Il devoto Fazio ci ha ammannito un’ora di religione non dissimile da quella propinata nelle scuole. Più cala il suo consenso, più la chiesa cattolica si annette ogni angolo in Rai.

Raffaele Carcano

Nessuno può sapere se, come sostengono i suoi fedeli, Dio sia realmente ovunque. Il sospetto è che a essere ovunque sia invece Bergoglio. È diventato il recordman delle prime volte per un papa, dal negozio di occhiali a quello di dischi. E non poteva quindi mancare la prima volta in un talk show: del resto, se ti fai intervistare per la Gazzetta dello Sport, perché non concedersi anche a Fabio Fazio?

Fazio non è un giornalista, ma un intrattenitore. Noto da anni per le domande concilianti che rivolge abitualmente ai suoi ospiti, poteva forse far eccezione proprio per il «Santo Padre»? A scanso di equivoci «il dono» era stato concordato preventivamente, e la registrazione è avvenuta in anticipo e successivamente montata. Nessuna sorpresa, quindi, per l’assenza di interrogativi sulla pedofilia, o sulle ingerenze politiche del Vaticano che hanno portato all’affossamento del ddl Zan. Così come sarebbe stato indelicato chiedere lumi al «Santo Padre» della sua incoerenza quando parla di equità fiscale (ma è il maggior beneficiario di esenzioni) o di povertà (ma è il più grande proprietario immobiliare del pianeta).
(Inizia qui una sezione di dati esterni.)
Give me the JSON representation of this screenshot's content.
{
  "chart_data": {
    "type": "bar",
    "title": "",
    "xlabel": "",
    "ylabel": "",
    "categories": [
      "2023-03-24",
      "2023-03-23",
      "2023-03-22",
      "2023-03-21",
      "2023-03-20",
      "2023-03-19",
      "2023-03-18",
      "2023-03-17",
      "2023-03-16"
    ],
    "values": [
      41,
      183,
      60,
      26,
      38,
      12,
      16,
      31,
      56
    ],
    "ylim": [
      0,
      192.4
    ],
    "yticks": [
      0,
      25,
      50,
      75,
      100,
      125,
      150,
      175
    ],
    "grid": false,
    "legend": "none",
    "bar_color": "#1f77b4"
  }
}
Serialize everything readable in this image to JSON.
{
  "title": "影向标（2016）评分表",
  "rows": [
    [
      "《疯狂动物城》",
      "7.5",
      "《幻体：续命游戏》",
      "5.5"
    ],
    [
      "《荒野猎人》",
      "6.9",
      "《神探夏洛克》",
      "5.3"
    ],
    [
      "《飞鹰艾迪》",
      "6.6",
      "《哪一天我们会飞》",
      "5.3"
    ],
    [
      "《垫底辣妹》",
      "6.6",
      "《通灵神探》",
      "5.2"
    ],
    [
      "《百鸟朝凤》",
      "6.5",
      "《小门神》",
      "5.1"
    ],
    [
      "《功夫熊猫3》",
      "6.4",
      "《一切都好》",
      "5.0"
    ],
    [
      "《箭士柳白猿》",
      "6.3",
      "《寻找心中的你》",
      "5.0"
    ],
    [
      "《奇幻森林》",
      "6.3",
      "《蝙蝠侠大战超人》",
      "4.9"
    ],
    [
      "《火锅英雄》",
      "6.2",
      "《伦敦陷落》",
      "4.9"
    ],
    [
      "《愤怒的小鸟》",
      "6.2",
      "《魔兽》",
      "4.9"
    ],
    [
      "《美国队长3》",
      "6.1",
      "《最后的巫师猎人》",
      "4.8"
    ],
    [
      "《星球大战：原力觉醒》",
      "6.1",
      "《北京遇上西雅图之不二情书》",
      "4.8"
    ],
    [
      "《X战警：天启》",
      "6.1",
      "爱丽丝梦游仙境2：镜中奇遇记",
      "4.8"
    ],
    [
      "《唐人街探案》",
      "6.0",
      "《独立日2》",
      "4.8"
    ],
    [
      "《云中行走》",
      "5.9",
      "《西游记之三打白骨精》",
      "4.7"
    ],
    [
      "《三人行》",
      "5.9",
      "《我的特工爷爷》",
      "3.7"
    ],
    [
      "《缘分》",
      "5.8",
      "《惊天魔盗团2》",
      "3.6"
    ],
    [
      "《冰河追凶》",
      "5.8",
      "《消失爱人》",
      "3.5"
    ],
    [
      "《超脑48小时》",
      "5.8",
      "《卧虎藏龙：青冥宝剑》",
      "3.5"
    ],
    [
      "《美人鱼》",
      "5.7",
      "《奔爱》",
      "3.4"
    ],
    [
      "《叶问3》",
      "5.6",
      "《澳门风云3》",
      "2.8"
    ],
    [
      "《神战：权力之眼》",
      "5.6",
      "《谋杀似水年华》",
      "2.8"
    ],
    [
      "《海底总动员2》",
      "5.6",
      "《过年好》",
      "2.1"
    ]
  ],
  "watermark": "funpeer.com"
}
Il devoto Fazio ci ha ammannito un’ora di religione non dissimile da quella propinata in tutte le scuole della Repubblica.

Il papa era stato posto così tanto a suo agio che si è persino permesso di definire il clericalismo «una cosa brutta», «una perversione» – e lo ha fatto nel preciso istante in cui ne godeva appieno (esigendolo 24/7, evidentemente intende per ‘clericalismo’ qualcosa di molto diverso dal significato attribuitogli dai vocabolari). Dopo aver ascoltato qualche banale dichiarazione su temi d’attualità, condivisibile da qualunque persona decente, ora però sappiamo che il papa ballava il tango, e che da piccolo voleva persino fare il macellaio. «Sgub!», avrebbe urlato Aldo Biscardi: e tali dichiarazioni sono state effettivamente enfatizzate da numerosi mezzi d’informazione, anche se erano note da diverso tempo. La stampa estera non ha mostrato particolare interesse per l’intervista, e i pochi che se ne sono occupati hanno sottolineato quanto sia stata compiacente.

Il problema è che la Rai è di proprietà pubblica, e dovrebbe quindi svolgere un servizio pubblico – laico e pluralista. E invece, dati incontrovertibili alla mano, è letteralmente occupata dai cattolici, con modalità così spudorate che l’aggettivo più idoneo alla descrizione del fenomeno è «totalitario». Vige infatti il pensiero unico. Non esiste un tg in cui non appaia il pontefice, eppure si riesce comunque a dargli spazio anche in altri programmi. Le critiche sono letteralmente vietate: è più facile che nevichi alle Maldive, piuttosto che un giornalista Rai si avventuri in qualche osservazione ficcante sul Vaticano. Tutti ricordano bene l’immediata rimozione di Roberto Balducci, ‘reo’ di aver ironizzato nel 2009 sullo scarso seguito di Ratzinger.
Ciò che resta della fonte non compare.